Christmas music of the Late Renaissance, 2019

This Week in Classical Music: December 23, 2019.  Christmas music of the Late Renaissance.  Last year we celebrated Christmas with the music of three giants of the High Nativity, by Piero della FrancescaRenaissance: Orlando di Lasso, Giovanni Pierluigi da Palestrina and Tomás Luis de Victoria.  This year we’re doing something similar but focusing on the composers that worked at the end of the period, with some of them forming the early phases of the Baroque.  The great city of Venice is another theme that is common to our composers.

Giovanni Gabrieli, the oldest of the four, was born either in 1554 or in 1557 and lived most of his life in Venice.  He only left the city to study with Orlando di Lasso who at that time was employed at the court of Duke Albrecht V in Munich.  Soon after returning to Venice, Gabrieli became the chief organist at St. Mark’s basilica.   Gabrieli brilliantly used the architectural and acoustical peculiarities of the basilica, writing polychoral compositions, in which two choruses, placed across the nave from each other, sing sequentially while the echo creates additional musical effects.  Here’s Gabrieli’s O magnum mysterium (O great mystery) celebrating the newborn Lord.  It’s performed by The Philip Jones Brass Ensemble and the Choir of King's College, Cambridge, Stephen Cleobury conducting.

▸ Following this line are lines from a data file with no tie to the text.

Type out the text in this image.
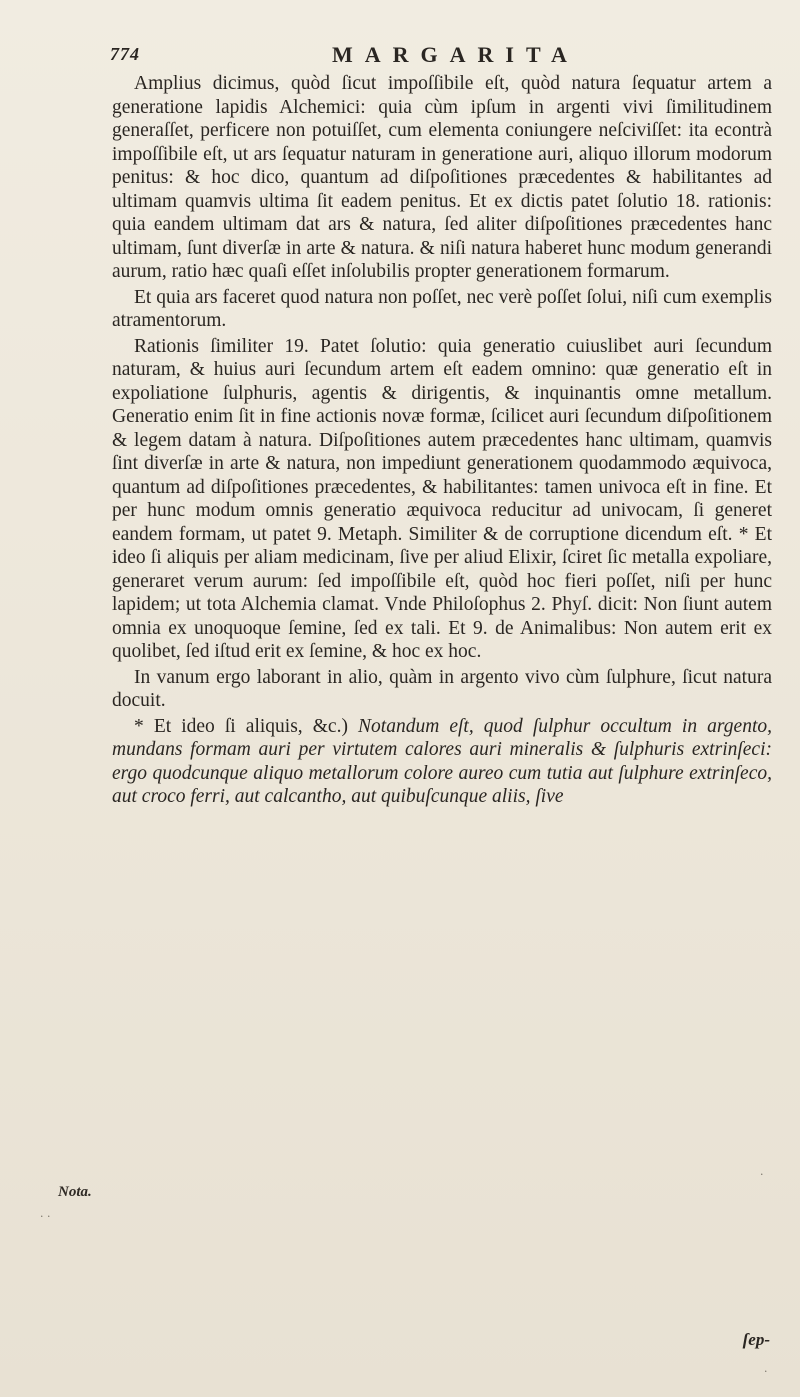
774	MARGARITA

Amplius dicimus, quòd ſicut impoſſibile eſt, quòd natura ſequatur artem a generatione lapidis Alchemici: quia cùm ipſum in argenti vivi ſimilitudinem generaſſet, perficere non potuiſſet, cum elementa coniungere neſciviſſet: ita econtrà impoſſibile eſt, ut ars ſequatur naturam in generatione auri, aliquo illorum modorum penitus: & hoc dico, quantum ad diſpoſitiones præcedentes & habilitantes ad ultimam quamvis ultima ſit eadem penitus. Et ex dictis patet ſolutio 18. rationis: quia eandem ultimam dat ars & natura, ſed aliter diſpoſitiones præcedentes hanc ultimam, ſunt diverſæ in arte & natura. & niſi natura haberet hunc modum generandi aurum, ratio hæc quaſi eſſet inſolubilis propter generationem formarum.

Et quia ars faceret quod natura non poſſet, nec verè poſſet ſolui, niſi cum exemplis atramentorum.

Rationis ſimiliter 19. Patet ſolutio: quia generatio cuiuslibet auri ſecundum naturam, & huius auri ſecundum artem eſt eadem omnino: quæ generatio eſt in expoliatione ſulphuris, agentis & dirigentis, & inquinantis omne metallum. Generatio enim ſit in fine actionis novæ formæ, ſcilicet auri ſecundum diſpoſitionem & legem datam à natura. Diſpoſitiones autem præcedentes hanc ultimam, quamvis ſint diverſæ in arte & natura, non impediunt generationem quodammodo æquivoca, quantum ad diſpoſitiones præcedentes, & habilitantes: tamen univoca eſt in fine. Et per hunc modum omnis generatio æquivoca reducitur ad univocam, ſi generet eandem formam, ut patet 9. Metaph. Similiter & de corruptione dicendum eſt. * Et ideo ſi aliquis per aliam medicinam, ſive per aliud Elixir, ſciret ſic metalla expoliare, generaret verum aurum: ſed impoſſibile eſt, quòd hoc fieri poſſet, niſi per hunc lapidem; ut tota Alchemia clamat. Vnde Philoſophus 2. Phyſ. dicit: Non ſiunt autem omnia ex unoquoque ſemine, ſed ex tali. Et 9. de Animalibus: Non autem erit ex quolibet, ſed iſtud erit ex ſemine, & hoc ex hoc.

In vanum ergo laborant in alio, quàm in argento vivo cùm ſulphure, ſicut natura docuit.

* Et ideo ſi aliquis, &c.) Notandum eſt, quod ſulphur occultum in argento, mundans formam auri per virtutem calores auri mineralis & ſulphuris extrinſeci: ergo quodcunque aliquo metallorum colore aureo cum tutia aut ſulphure extrinſeco, aut croco ferri, aut calcantho, aut quibuſcunque aliis, ſive

Nota.
ſep-
·
· ·
·
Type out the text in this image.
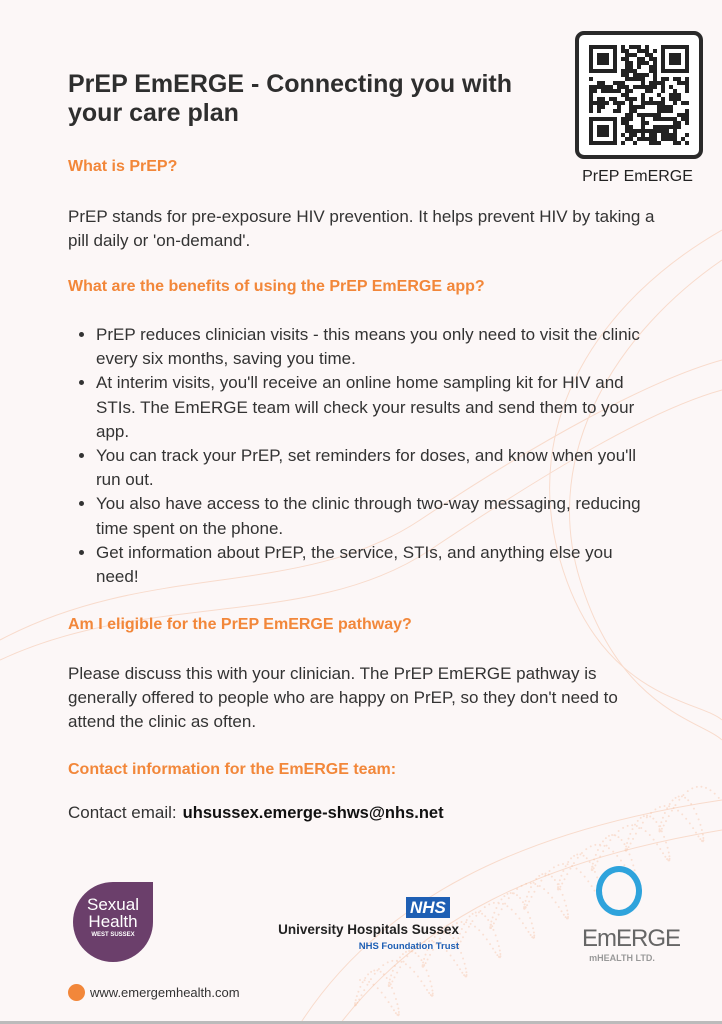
PrEP EmERGE - Connecting you with your care plan
PrEP EmERGE

What is PrEP?

PrEP stands for pre-exposure HIV prevention. It helps prevent HIV by taking a pill daily or 'on-demand'.

What are the benefits of using the PrEP EmERGE app?

• PrEP reduces clinician visits - this means you only need to visit the clinic every six months, saving you time.
• At interim visits, you'll receive an online home sampling kit for HIV and STIs. The EmERGE team will check your results and send them to your app.
• You can track your PrEP, set reminders for doses, and know when you'll run out.
• You also have access to the clinic through two-way messaging, reducing time spent on the phone.
• Get information about PrEP, the service, STIs, and anything else you need!

Am I eligible for the PrEP EmERGE pathway?

Please discuss this with your clinician. The PrEP EmERGE pathway is generally offered to people who are happy on PrEP, so they don't need to attend the clinic as often.

Contact information for the EmERGE team:

Contact email: uhsussex.emerge-shws@nhs.net

Sexual
Health
WEST SUSSEX
NHS
University Hospitals Sussex
NHS Foundation Trust	EmERGE
mHEALTH LTD.
www.emergemhealth.com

One of Gabrieli’s students was a German composer Heinrich Schütz, born on October 18th of 1585 in Köstritz, Thuringia.  He lived in Venice for three years, from 1609 to 1612, being sent there by Landgrave Moritz of Marburg specifically to study with Giovanni Gabrieli, since “a widely famed but rather old musician and composer, was still alive, I should not miss the chance to hear him and learn something from him.”  Some years later, in 1628, when Schütz was already established in Dresden as a court composer to the Elector of Saxony, he went to Venice again.  On that trip he met and studied with another of our composers, Claudio Monteverdi.   In 1660 Schütz wrote Christmas Vespers for the Court chapel in Dresden.  Here’s the O bone Jesu, fili Mariae section of the Vespers.  It’s performed by the Gabrieli Consort, Paul McCreesh conducting.

We just mentioned Claudio Monteverdi.  The great Italian is famous as a “father of the opera,” but during his long life (he was born in May of 1567 and died in 1643) he wrote many sacred pieces.  One of the most important of these works was his Vespro Della Beata Vergine (Vespers for the Blessed Virgin), written around 1610, when Monteverdi was in Mantua working for the Dukes of Gonzaga.  Vespers is a multi-part composition, containing several psalms and motets and ending with in a Magnificat.  Here’s the psalm Dixit Dominus, it’s performed in St. Mark’s basilica by the Monteverdi Choir and the English Baroque Soloists under the direction of John Eliot Gardiner.

And finally, another German, Michael Praetorius, who was born in Eisenach (also Johann Sebastian Bach’s birthplace), probably on February 15th of 1571.   Praetorius had never been to Italy, but was influenced by Italian musicians while at the court of Johann Georg I, the Elector of Saxony.  It was also in Dresden that Praetorius met Heinrich Schütz.  Here, from his Mass For Christmas Morning is the motet Jesaja dem Propheten das geschah.  Paul McCreesh conducts the Gabrieli Consort.